Re-evaluating Rationality and Wisdom
Historically, particularly in “Enlightenment 1.0,” the notion of rationality was often reduced to inferential propositional rationality [01:36:58]. This perspective is considered inadequate because many forms of self-deception are not related to inferential practices, but rather to intentional practices [01:37:06]. A more comprehensive understanding emphasizes that wisdom should make individuals both “more insightfully rational and more rationally insightful” in a systematic and systemic way, affecting both individual and collective agency [01:37:22].
It is important to distinguish between intelligence and rationality:
- Intelligence (g, or IQ) is largely fixed [01:42:42].
- Rationality is highly malleable [01:42:42].
Intelligence is a necessary but not sufficient condition for rationality [01:43:21]. There is substantial experimental evidence that rationality can be significantly improved, leading to a reduction in self-deceptive foolishness and an enhancement of connectedness to reality [01:43:32]. People often conflate rationality, logicality, and intelligence, but they are distinct [01:43:41].
The Role of Virtue
Wisdom and virtue are deeply intertwined with rationality. The cultivation of intellectual virtues is essential, even in scientific endeavors [01:39:09]. For instance, a scientist needs to balance humility against courage when defending a theory [01:39:18]. There’s no algorithm for this; it requires virtuous judgment, such as the “golden mean” between perseverance and humility [01:39:42]. Scientists should exemplify intellectual virtues like being open to self-correction and external criticism [01:39:50].
Active Open-Mindedness
A key cognitive style that links these concepts is active open-mindedness (AOM) [01:44:54]. AOM is a practice akin to Stoicism and can help combat common cognitive biases [01:44:58].
One way to practice AOM:
- Identify a cognitive bias: Choose a specific bias (e.g., confirmation bias) [01:45:32].
- Observe in others: Practice recognizing this bias in other people, as this is often easier [01:45:45].
- Self-reflection: Turn those honed observation skills on oneself to catch personal instances of the bias [01:45:56].
- Active counteraction: Deliberately act against the bias. For example, if prone to confirmation bias, actively seek evidence that could falsify one’s propositions or ask others for potential criticisms [01:46:05].
This practice cultivates epistemic humility [01:47:17].

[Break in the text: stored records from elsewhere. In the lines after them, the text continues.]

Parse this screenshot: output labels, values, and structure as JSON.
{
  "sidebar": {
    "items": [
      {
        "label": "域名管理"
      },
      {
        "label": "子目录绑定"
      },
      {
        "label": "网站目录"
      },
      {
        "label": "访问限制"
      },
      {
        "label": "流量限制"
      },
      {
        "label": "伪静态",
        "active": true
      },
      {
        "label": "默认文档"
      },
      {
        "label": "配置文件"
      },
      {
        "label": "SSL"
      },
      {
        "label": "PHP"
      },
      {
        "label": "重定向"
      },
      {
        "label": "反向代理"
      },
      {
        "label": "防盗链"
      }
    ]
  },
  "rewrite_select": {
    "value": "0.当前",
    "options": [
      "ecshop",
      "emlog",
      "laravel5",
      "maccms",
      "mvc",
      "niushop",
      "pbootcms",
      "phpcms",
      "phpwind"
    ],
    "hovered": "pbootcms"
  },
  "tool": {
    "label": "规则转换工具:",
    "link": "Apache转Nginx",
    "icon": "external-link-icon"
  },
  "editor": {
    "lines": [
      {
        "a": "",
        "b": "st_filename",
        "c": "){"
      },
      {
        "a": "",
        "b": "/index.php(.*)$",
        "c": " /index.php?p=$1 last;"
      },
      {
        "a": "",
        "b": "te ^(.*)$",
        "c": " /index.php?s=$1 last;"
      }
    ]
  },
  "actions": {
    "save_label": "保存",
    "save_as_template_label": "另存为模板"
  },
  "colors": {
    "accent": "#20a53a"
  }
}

Another form of AOM is steel-manning an opponent’s argument [01:47:36]. This involves summarizing another person’s position, especially one you disagree with, in its strongest possible formulation, demonstrating that you understand it thoroughly before offering criticism [01:47:51]. Beyond just summarizing, AOM involves “dialogical movement” – genuinely moving towards the other person’s position with integrity as much as possible [01:48:08]. This encourages reciprocal movement and fosters genuine collaborative thinking [01:48:41].
“When two people are engaged together in thinking, [it] is a dance of active open-mindedness” [01:51:50].
The goal of such dialectical engagement is not necessarily agreement, but for both participants to reach a place of “rational insight” they couldn’t have achieved on their own [01:52:05]. This emphasizes focusing on the process of thinking rather than just the product [01:52:27].
Holistic Development
Ultimately, the goal is to couple wisdom and “enlightenment” [01:36:21]. This involves creating “ecologies of practices” that provide tools for “wise enlightenment” by cultivating individuals who are “insightfully rational and rationally insightful” in a profoundly developmental and transformative way [01:38:07]. This holistic approach aims to achieve “systematic seeing through illusion and into reality” [01:23:23].